Robert Pappalardo, an astrophysicist at the University of Colorado at Boulder, calls Porco's findings "a spectacular result."
"The first step in any search for life is to find liquid water, and Enceladus has that," he said.
"Next we need to add more detail. Have these geysers been active long enough to create a stable environment? Does the moon have a source of chemical energy that would be capable of supporting life?"
Warm Gooey Center?
The source of Enceladus's potentially life-sustaining heat is another unsolved mystery.

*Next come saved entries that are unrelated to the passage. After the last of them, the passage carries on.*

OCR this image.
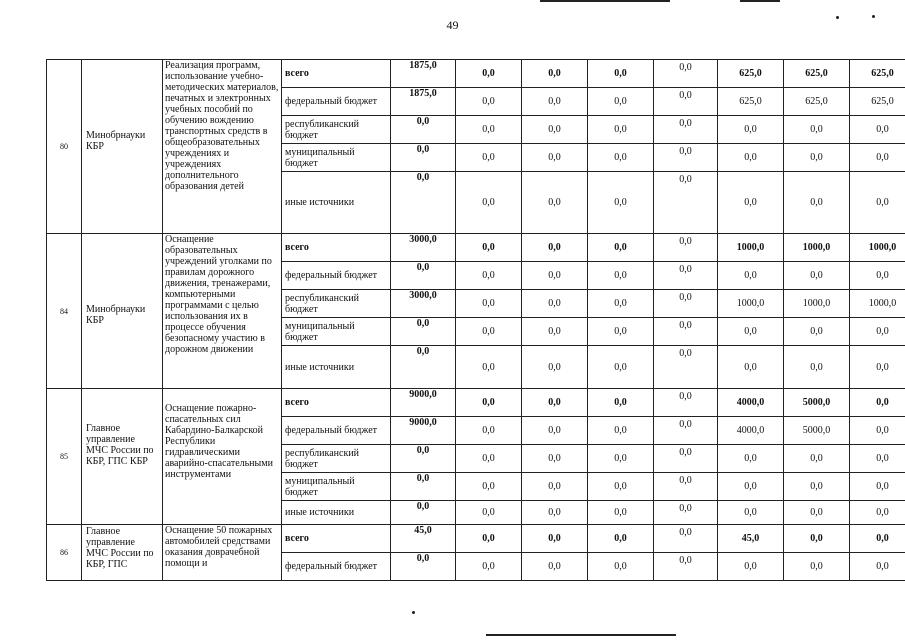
49
80	Минобрнауки КБР	Реализация программ, использование учебно-методических материалов, печатных и электронных учебных пособий по обучению вождению транспортных средств в общеобразовательных учреждениях и учреждениях дополнительного образования детей	всего	1875,0	0,0	0,0	0,0	0,0	625,0	625,0	625,0
			федеральный бюджет	1875,0	0,0	0,0	0,0	0,0	625,0	625,0	625,0
			республиканский бюджет	0,0	0,0	0,0	0,0	0,0	0,0	0,0	0,0
			муниципальный бюджет	0,0	0,0	0,0	0,0	0,0	0,0	0,0	0,0
			иные источники	0,0	0,0	0,0	0,0	0,0	0,0	0,0	0,0
84	Минобрнауки КБР	Оснащение образовательных учреждений уголками по правилам дорожного движения, тренажерами, компьютерными программами с целью использования их в процессе обучения безопасному участию в дорожном движении	всего	3000,0	0,0	0,0	0,0	0,0	1000,0	1000,0	1000,0
			федеральный бюджет	0,0	0,0	0,0	0,0	0,0	0,0	0,0	0,0
			республиканский бюджет	3000,0	0,0	0,0	0,0	0,0	1000,0	1000,0	1000,0
			муниципальный бюджет	0,0	0,0	0,0	0,0	0,0	0,0	0,0	0,0
			иные источники	0,0	0,0	0,0	0,0	0,0	0,0	0,0	0,0
85	Главное управление МЧС России по КБР, ГПС КБР	Оснащение пожарно-спасательных сил Кабардино-Балкарской Республики гидравлическими аварийно-спасательными инструментами	всего	9000,0	0,0	0,0	0,0	0,0	4000,0	5000,0	0,0
			федеральный бюджет	9000,0	0,0	0,0	0,0	0,0	4000,0	5000,0	0,0
			республиканский бюджет	0,0	0,0	0,0	0,0	0,0	0,0	0,0	0,0
			муниципальный бюджет	0,0	0,0	0,0	0,0	0,0	0,0	0,0	0,0
			иные источники	0,0	0,0	0,0	0,0	0,0	0,0	0,0	0,0
86	Главное управление МЧС России по КБР, ГПС	Оснащение 50 пожарных автомобилей средствами оказания доврачебной помощи и	всего	45,0	0,0	0,0	0,0	0,0	45,0	0,0	0,0
			федеральный бюджет	0,0	0,0	0,0	0,0	0,0	0,0	0,0	0,0
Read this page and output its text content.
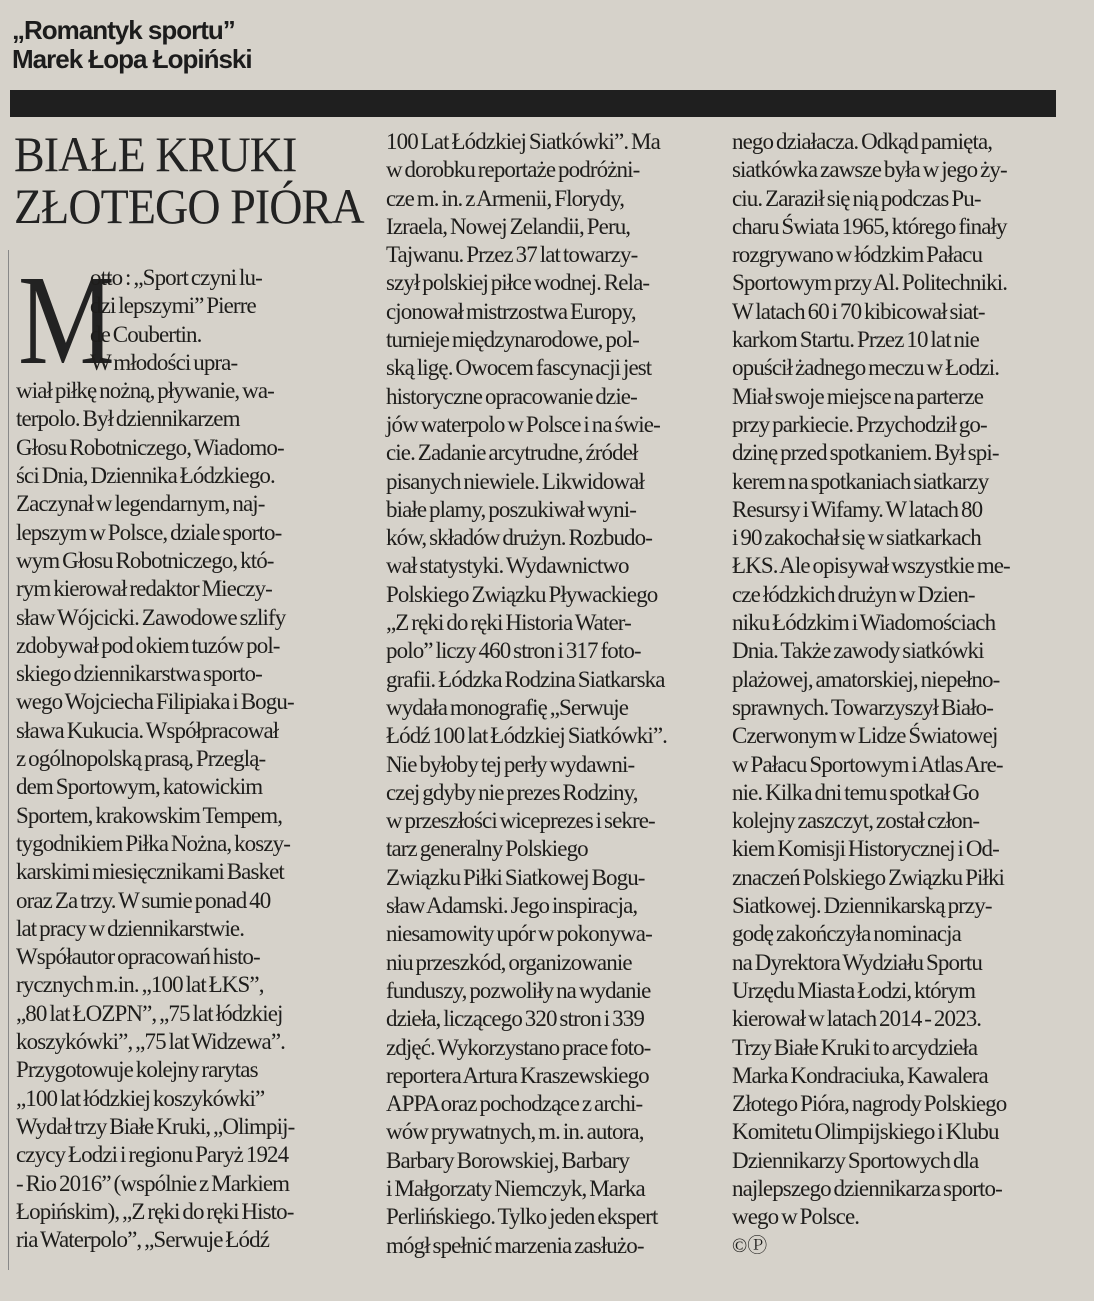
„Romantyk sportu”
Marek Łopa Łopiński
BIAŁE KRUKI
ZŁOTEGO PIÓRA
M
otto : „Sport czyni lu-
dzi lepszymi” Pierre
de Coubertin.
W młodości upra-
wiał piłkę nożną, pływanie, wa-
terpolo. Był dziennikarzem
Głosu Robotniczego, Wiadomo-
ści Dnia, Dziennika Łódzkiego.
Zaczynał w legendarnym, naj-
lepszym w Polsce, dziale sporto-
wym Głosu Robotniczego, któ-
rym kierował redaktor Mieczy-
sław Wójcicki. Zawodowe szlify
zdobywał pod okiem tuzów pol-
skiego dziennikarstwa sporto-
wego Wojciecha Filipiaka i Bogu-
sława Kukucia. Współpracował
z ogólnopolską prasą, Przeglą-
dem Sportowym, katowickim
Sportem, krakowskim Tempem,
tygodnikiem Piłka Nożna, koszy-
karskimi miesięcznikami Basket
oraz Za trzy. W sumie ponad 40
lat pracy w dziennikarstwie.
Współautor opracowań histo-
rycznych m.in. „100 lat ŁKS”,
„80 lat ŁOZPN”, „75 lat łódzkiej
koszykówki”, „75 lat Widzewa”.
Przygotowuje kolejny rarytas
„100 lat łódzkiej koszykówki”
Wydał trzy Białe Kruki, „Olimpij-
czycy Łodzi i regionu Paryż 1924
- Rio 2016” (wspólnie z Markiem
Łopińskim), „Z ręki do ręki Histo-
ria Waterpolo”, „Serwuje Łódź
100 Lat Łódzkiej Siatkówki”. Ma
w dorobku reportaże podróżni-
cze m. in. z Armenii, Florydy,
Izraela, Nowej Zelandii, Peru,
Tajwanu. Przez 37 lat towarzy-
szył polskiej piłce wodnej. Rela-
cjonował mistrzostwa Europy,
turnieje międzynarodowe, pol-
ską ligę. Owocem fascynacji jest
historyczne opracowanie dzie-
jów waterpolo w Polsce i na świe-
cie. Zadanie arcytrudne, źródeł
pisanych niewiele. Likwidował
białe plamy, poszukiwał wyni-
ków, składów drużyn. Rozbudo-
wał statystyki. Wydawnictwo
Polskiego Związku Pływackiego
„Z ręki do ręki Historia Water-
polo” liczy 460 stron i 317 foto-
grafii. Łódzka Rodzina Siatkarska
wydała monografię „Serwuje
Łódź 100 lat Łódzkiej Siatkówki”.
Nie byłoby tej perły wydawni-
czej gdyby nie prezes Rodziny,
w przeszłości wiceprezes i sekre-
tarz generalny Polskiego
Związku Piłki Siatkowej Bogu-
sław Adamski. Jego inspiracja,
niesamowity upór w pokonywa-
niu przeszkód, organizowanie
funduszy, pozwoliły na wydanie
dzieła, liczącego 320 stron i 339
zdjęć. Wykorzystano prace foto-
reportera Artura Kraszewskiego
APPA oraz pochodzące z archi-
wów prywatnych, m. in. autora,
Barbary Borowskiej, Barbary
i Małgorzaty Niemczyk, Marka
Perlińskiego. Tylko jeden ekspert
mógł spełnić marzenia zasłużo-
nego działacza. Odkąd pamięta,
siatkówka zawsze była w jego ży-
ciu. Zaraził się nią podczas Pu-
charu Świata 1965, którego finały
rozgrywano w łódzkim Pałacu
Sportowym przy Al. Politechniki.
W latach 60 i 70 kibicował siat-
karkom Startu. Przez 10 lat nie
opuścił żadnego meczu w Łodzi.
Miał swoje miejsce na parterze
przy parkiecie. Przychodził go-
dzinę przed spotkaniem. Był spi-
kerem na spotkaniach siatkarzy
Resursy i Wifamy. W latach 80
i 90 zakochał się w siatkarkach
ŁKS. Ale opisywał wszystkie me-
cze łódzkich drużyn w Dzien-
niku Łódzkim i Wiadomościach
Dnia. Także zawody siatkówki
plażowej, amatorskiej, niepełno-
sprawnych. Towarzyszył Biało-
Czerwonym w Lidze Światowej
w Pałacu Sportowym i Atlas Are-
nie. Kilka dni temu spotkał Go
kolejny zaszczyt, został człon-
kiem Komisji Historycznej i Od-
znaczeń Polskiego Związku Piłki
Siatkowej. Dziennikarską przy-
godę zakończyła nominacja
na Dyrektora Wydziału Sportu
Urzędu Miasta Łodzi, którym
kierował w latach 2014 - 2023.
Trzy Białe Kruki to arcydzieła
Marka Kondraciuka, Kawalera
Złotego Pióra, nagrody Polskiego
Komitetu Olimpijskiego i Klubu
Dziennikarzy Sportowych dla
najlepszego dziennikarza sporto-
wego w Polsce.
©Ⓟ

Porco speculates that the moon may have a hot inner region, partially made of molten rock, that sends waves of warmth to the surface.
United States Geological Survey researcher Jeffrey Kargel proposes an alternative theory in a companion article to in Science. He speculates that friction from shifting tectonic plates could be generating heat that is getting trapped inside the icy crust.
To help fill in some of these unknowns, Porco, the study author, is lobbying to extend the Cassini mission past its end date specifically for more Enceladus study.
"A closer flyby would let us improve our measurements of the type of material coming out of the vents and map the location of any thermal activity," she said.
"To really establish that there's life, you need to find a fossil or stick your hand in the ice and pull up a microbe. We can't do that with Cassini, but the instruments we have now [on the spacecraft] can at least provide us with additional clues."